As mentioned above, you can certainly can this soup in a pressure canner. However, if that’s not going to fit your to-do list, it can be stored in the refrigerator for up to 5 days, or frozen for about 3 months.
Serve it with
Dutch Oven Brown Sugar Butternut Squash Soup with Apple
- 5 quart dutch oven
- sheet pan
- Cutting board
- Measuring utensils and cups
- 4-5 pound butternut squash
- 4 Tablespoons olive oil, divided
- 1 teaspoon salt
- 1/2 teaspoon black pepper
- 3 Tablespoons butter
- 2 large carrots, diced
- 2 medium white onions, quartered skin removed
- 3 apples, cored and diced
- 1/3 cup brown sugar, lightly packed
- 2 Tablespoons honey
- 1 Tablespoon fresh thyme
- 2-1/2 teaspoons pumpkin spice
- 2-3 cups vegetable or chicken stock
- 1/2-1 cup heavy cream
Roast the Squash
- Start by preheating the oven to 425F. Using a sharp knife and a cutting board, cut the squash lengthwise all the way through. Use a spoon to scrape out the seeds and inner membranes.
- Next, brush a light coat of 2 Tablespoons olive oil, salt, and pepper onto the “meat” of the squash. Place meat side down on a baking sheet and into the oven for about 45 minutes to an hour depending on the size of the squash. You’ll know it’s done cooking when the outer skin is browning and becomes fork-tender.
- Flip the squash over and it should be slightly caramelized.
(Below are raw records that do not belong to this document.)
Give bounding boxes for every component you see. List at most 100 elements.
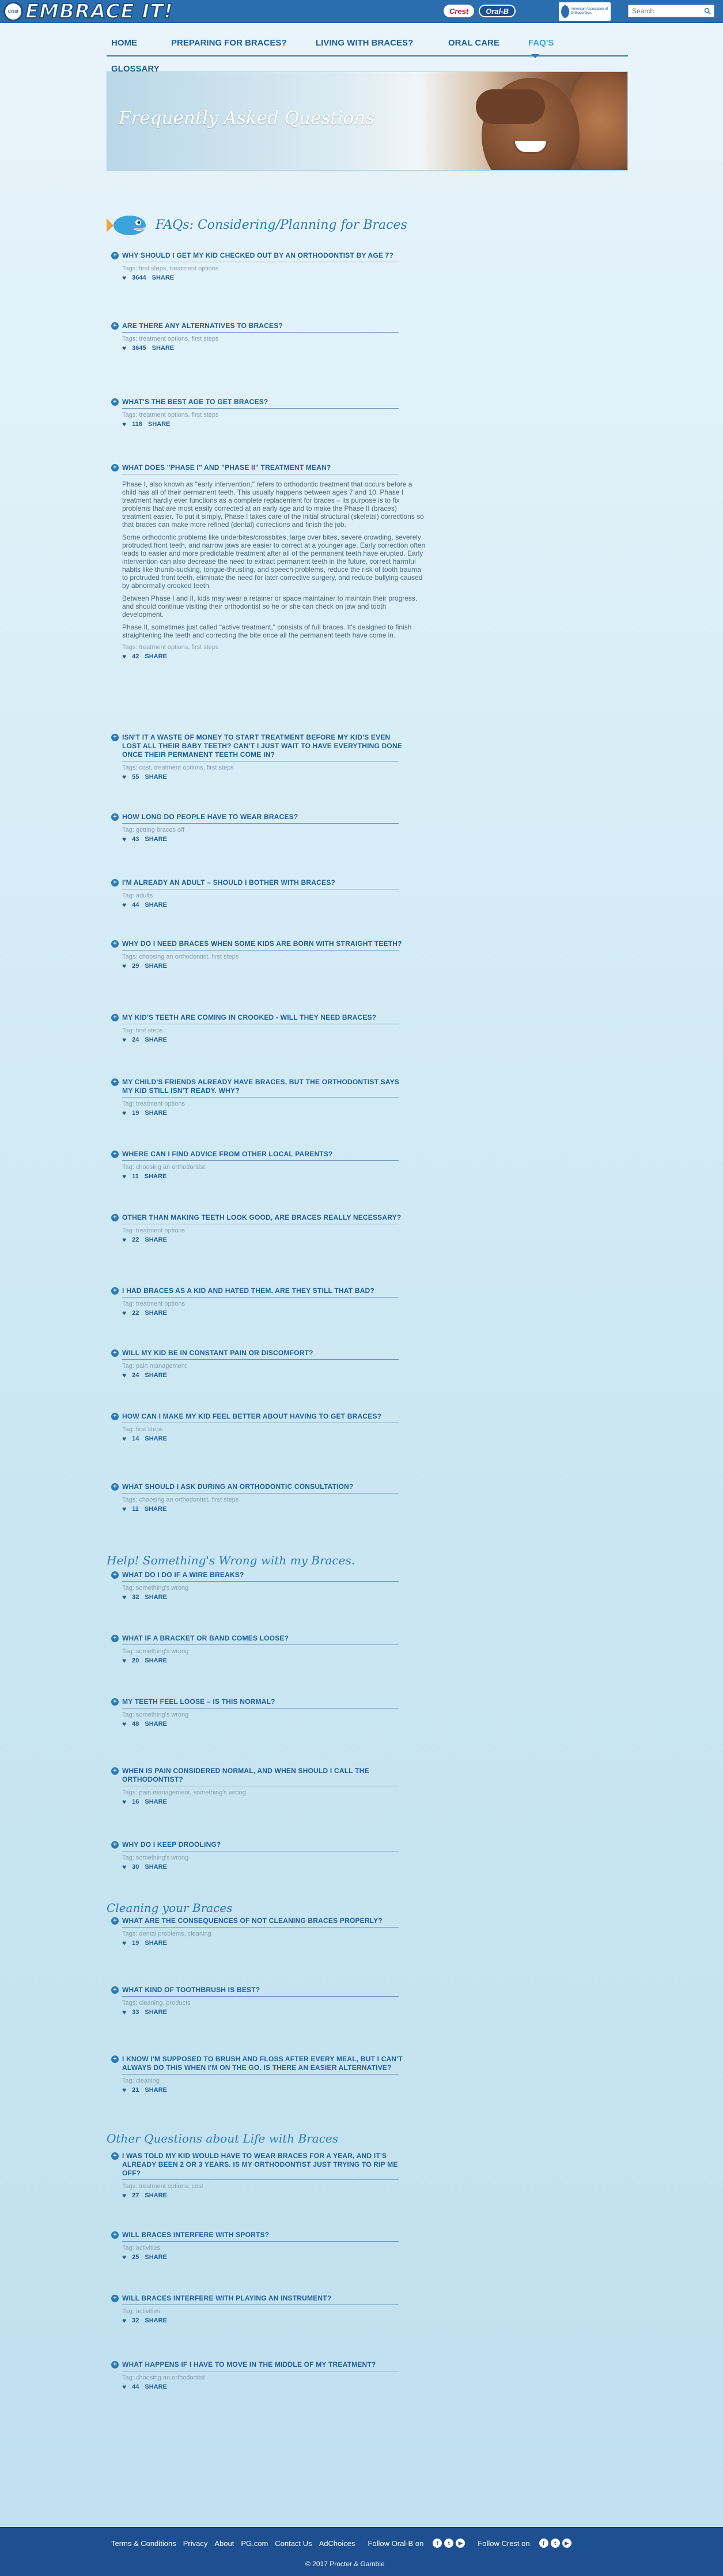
faq-tags[interactable]: Tags: pain management, something's wrong bbox=[122, 1789, 405, 1796]
share-button[interactable]: SHARE bbox=[145, 2192, 167, 2199]
faq-tags[interactable]: Tag: choosing an orthodontist bbox=[122, 2374, 405, 2381]
faq-tags[interactable]: Tag: adults bbox=[122, 892, 405, 899]
faq-question[interactable]: + I KNOW I'M SUPPOSED TO BRUSH AND FLOSS … bbox=[111, 2055, 405, 2072]
nav-oral-care[interactable]: ORAL CARE bbox=[448, 38, 499, 48]
expand-plus-icon[interactable]: + bbox=[111, 1571, 119, 1579]
faq-question-text[interactable]: WHAT'S THE BEST AGE TO GET BRACES? bbox=[122, 398, 268, 406]
faq-question[interactable]: + MY TEETH FEEL LOOSE – IS THIS NORMAL? bbox=[111, 1698, 405, 1706]
expand-plus-icon[interactable]: + bbox=[111, 2361, 119, 2368]
twitter-icon[interactable]: t bbox=[550, 2539, 560, 2548]
faq-question-text[interactable]: MY KID'S TEETH ARE COMING IN CROOKED - W… bbox=[122, 1013, 376, 1022]
expand-plus-icon[interactable]: + bbox=[111, 1635, 119, 1642]
faq-question-text[interactable]: MY CHILD'S FRIENDS ALREADY HAVE BRACES, … bbox=[122, 1078, 405, 1095]
expand-plus-icon[interactable]: + bbox=[111, 1014, 119, 1021]
faq-question-text[interactable]: WHEN IS PAIN CONSIDERED NORMAL, AND WHEN… bbox=[122, 1767, 405, 1784]
faq-question[interactable]: + WHAT KIND OF TOOTHBRUSH IS BEST? bbox=[111, 1986, 405, 1994]
share-button[interactable]: SHARE bbox=[145, 1372, 167, 1379]
expand-plus-icon[interactable]: + bbox=[111, 2152, 119, 2160]
nav-faqs[interactable]: FAQ'S bbox=[528, 38, 554, 48]
expand-plus-icon[interactable]: + bbox=[111, 1287, 119, 1295]
heart-icon[interactable]: ♥ bbox=[122, 835, 126, 843]
faq-tags[interactable]: Tags: treatment options, first steps bbox=[122, 644, 405, 651]
faq-question-text[interactable]: WHAT ARE THE CONSEQUENCES OF NOT CLEANIN… bbox=[122, 1917, 383, 1925]
share-button[interactable]: SHARE bbox=[152, 345, 175, 352]
share-button[interactable]: SHARE bbox=[145, 1798, 167, 1805]
heart-icon[interactable]: ♥ bbox=[122, 773, 126, 781]
share-button[interactable]: SHARE bbox=[145, 1236, 167, 1243]
faq-question-text[interactable]: WHAT DOES "PHASE I" AND "PHASE II" TREAT… bbox=[122, 463, 331, 472]
twitter-icon[interactable]: t bbox=[444, 2539, 454, 2548]
heart-icon[interactable]: ♥ bbox=[122, 1798, 126, 1806]
share-button[interactable]: SHARE bbox=[145, 2383, 167, 2390]
footer-link-privacy[interactable]: Privacy bbox=[183, 2539, 208, 2548]
faq-question[interactable]: + HOW LONG DO PEOPLE HAVE TO WEAR BRACES? bbox=[111, 813, 405, 821]
faq-tags[interactable]: Tags: cleaning, products bbox=[122, 2000, 405, 2007]
search-button[interactable] bbox=[701, 5, 714, 17]
aao-logo[interactable]: American Association of Orthodontists bbox=[559, 2, 611, 21]
heart-icon[interactable]: ♥ bbox=[122, 344, 126, 352]
footer-link-about[interactable]: About bbox=[214, 2539, 234, 2548]
faq-question[interactable]: + WHERE CAN I FIND ADVICE FROM OTHER LOCA… bbox=[111, 1150, 405, 1159]
expand-plus-icon[interactable]: + bbox=[111, 2295, 119, 2302]
faq-tags[interactable]: Tag: choosing an orthodontist bbox=[122, 1164, 405, 1171]
faq-tags[interactable]: Tag: something's wrong bbox=[122, 1585, 405, 1591]
faq-question[interactable]: + I HAD BRACES AS A KID AND HATED THEM. A… bbox=[111, 1287, 405, 1295]
faq-tags[interactable]: Tags: treatment options, cost bbox=[122, 2183, 405, 2190]
faq-question-text[interactable]: HOW LONG DO PEOPLE HAVE TO WEAR BRACES? bbox=[122, 813, 298, 821]
faq-question[interactable]: + ISN'T IT A WASTE OF MONEY TO START TREA… bbox=[111, 733, 405, 759]
share-button[interactable]: SHARE bbox=[152, 274, 175, 281]
faq-tags[interactable]: Tag: something's wrong bbox=[122, 1854, 405, 1861]
faq-question[interactable]: + WHAT HAPPENS IF I HAVE TO MOVE IN THE M… bbox=[111, 2360, 405, 2369]
faq-question-text[interactable]: HOW CAN I MAKE MY KID FEEL BETTER ABOUT … bbox=[122, 1412, 381, 1421]
heart-icon[interactable]: ♥ bbox=[122, 2086, 126, 2094]
faq-question[interactable]: + WHAT'S THE BEST AGE TO GET BRACES? bbox=[111, 398, 405, 406]
site-logo[interactable]: Crest EMBRACE IT! bbox=[3, 0, 173, 24]
faq-question[interactable]: + WHAT ARE THE CONSEQUENCES OF NOT CLEANI… bbox=[111, 1917, 405, 1925]
faq-question[interactable]: + MY KID'S TEETH ARE COMING IN CROOKED - … bbox=[111, 1013, 405, 1022]
nav-living-with-braces[interactable]: LIVING WITH BRACES? bbox=[316, 38, 413, 48]
share-button[interactable]: SHARE bbox=[145, 1721, 167, 1728]
heart-icon[interactable]: ♥ bbox=[122, 2383, 126, 2391]
share-button[interactable]: SHARE bbox=[145, 902, 167, 908]
crest-logo[interactable]: Crest bbox=[444, 5, 475, 17]
share-button[interactable]: SHARE bbox=[145, 774, 167, 780]
faq-tags[interactable]: Tag: something's wrong bbox=[122, 1648, 405, 1655]
share-button[interactable]: SHARE bbox=[145, 1594, 167, 1601]
heart-icon[interactable]: ♥ bbox=[122, 962, 126, 970]
faq-question-text[interactable]: I KNOW I'M SUPPOSED TO BRUSH AND FLOSS A… bbox=[122, 2055, 405, 2072]
faq-tags[interactable]: Tags: cost, treatment options, first ste… bbox=[122, 764, 405, 771]
faq-question-text[interactable]: WHAT DO I DO IF A WIRE BREAKS? bbox=[122, 1571, 244, 1579]
heart-icon[interactable]: ♥ bbox=[122, 1172, 126, 1180]
expand-plus-icon[interactable]: + bbox=[111, 464, 119, 472]
faq-tags[interactable]: Tags: choosing an orthodontist, first st… bbox=[122, 1496, 405, 1503]
faq-question-text[interactable]: WHAT IF A BRACKET OR BAND COMES LOOSE? bbox=[122, 1634, 289, 1643]
share-button[interactable]: SHARE bbox=[148, 421, 171, 428]
faq-question-text[interactable]: WHAT KIND OF TOOTHBRUSH IS BEST? bbox=[122, 1986, 260, 1994]
faq-question-text[interactable]: WILL BRACES INTERFERE WITH SPORTS? bbox=[122, 2231, 269, 2239]
expand-plus-icon[interactable]: + bbox=[111, 1986, 119, 1994]
expand-plus-icon[interactable]: + bbox=[111, 1483, 119, 1491]
heart-icon[interactable]: ♥ bbox=[122, 1309, 126, 1317]
faq-question-text[interactable]: WHAT HAPPENS IF I HAVE TO MOVE IN THE MI… bbox=[122, 2360, 376, 2369]
heart-icon[interactable]: ♥ bbox=[122, 2192, 126, 2200]
heart-icon[interactable]: ♥ bbox=[122, 1371, 126, 1379]
faq-question[interactable]: + WHAT DO I DO IF A WIRE BREAKS? bbox=[111, 1571, 405, 1579]
faq-question[interactable]: + I'M ALREADY AN ADULT – SHOULD I BOTHER … bbox=[111, 878, 405, 887]
faq-tags[interactable]: Tag: treatment options bbox=[122, 1300, 405, 1307]
faq-tags[interactable]: Tag: first steps bbox=[122, 1027, 405, 1034]
oral-b-logo[interactable]: Oral-B bbox=[479, 5, 516, 17]
share-button[interactable]: SHARE bbox=[145, 1435, 167, 1442]
expand-plus-icon[interactable]: + bbox=[111, 879, 119, 887]
faq-question[interactable]: + I WAS TOLD MY KID WOULD HAVE TO WEAR BR… bbox=[111, 2152, 405, 2178]
expand-plus-icon[interactable]: + bbox=[111, 1349, 119, 1357]
expand-plus-icon[interactable]: + bbox=[111, 252, 119, 259]
faq-tags[interactable]: Tags: first steps, treatment options bbox=[122, 265, 405, 272]
heart-icon[interactable]: ♥ bbox=[122, 1939, 126, 1947]
expand-plus-icon[interactable]: + bbox=[111, 398, 119, 406]
faq-question[interactable]: + HOW CAN I MAKE MY KID FEEL BETTER ABOUT… bbox=[111, 1412, 405, 1421]
faq-tags[interactable]: Tags: treatment options, first steps bbox=[122, 335, 405, 342]
faq-question-text[interactable]: MY TEETH FEEL LOOSE – IS THIS NORMAL? bbox=[122, 1698, 275, 1706]
expand-plus-icon[interactable]: + bbox=[111, 940, 119, 948]
expand-plus-icon[interactable]: + bbox=[111, 1841, 119, 1849]
share-button[interactable]: SHARE bbox=[145, 836, 167, 843]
Use a fork and/or spoon, to scoop out the inner meat.
Preparing the Soup
- Cut the carrots into chunks, all of even size, and quarter the white onions with outer skin removed. Add butter and olive oil to the dutch oven over medium heat on the stovetop. Once the butter is melted, add in the carrots. Saute for 5-10 minutes until they are becoming tender. Add the onion wedges in and saute for another 5 minutes.
- Add in the cored and diced apples. As the apples begin to break down, add in the honey, brown sugar, thyme, and pumpkin spice. Stir to cook for 3 minutes.
- Add the squash and stock, starting with 2 cups of stock at first and adding more after blending to achieve the desired thickness. Use an immersion blender to smooth the soup.
- Finish by adding heavy cream. Stir and serve with your choice of toppings.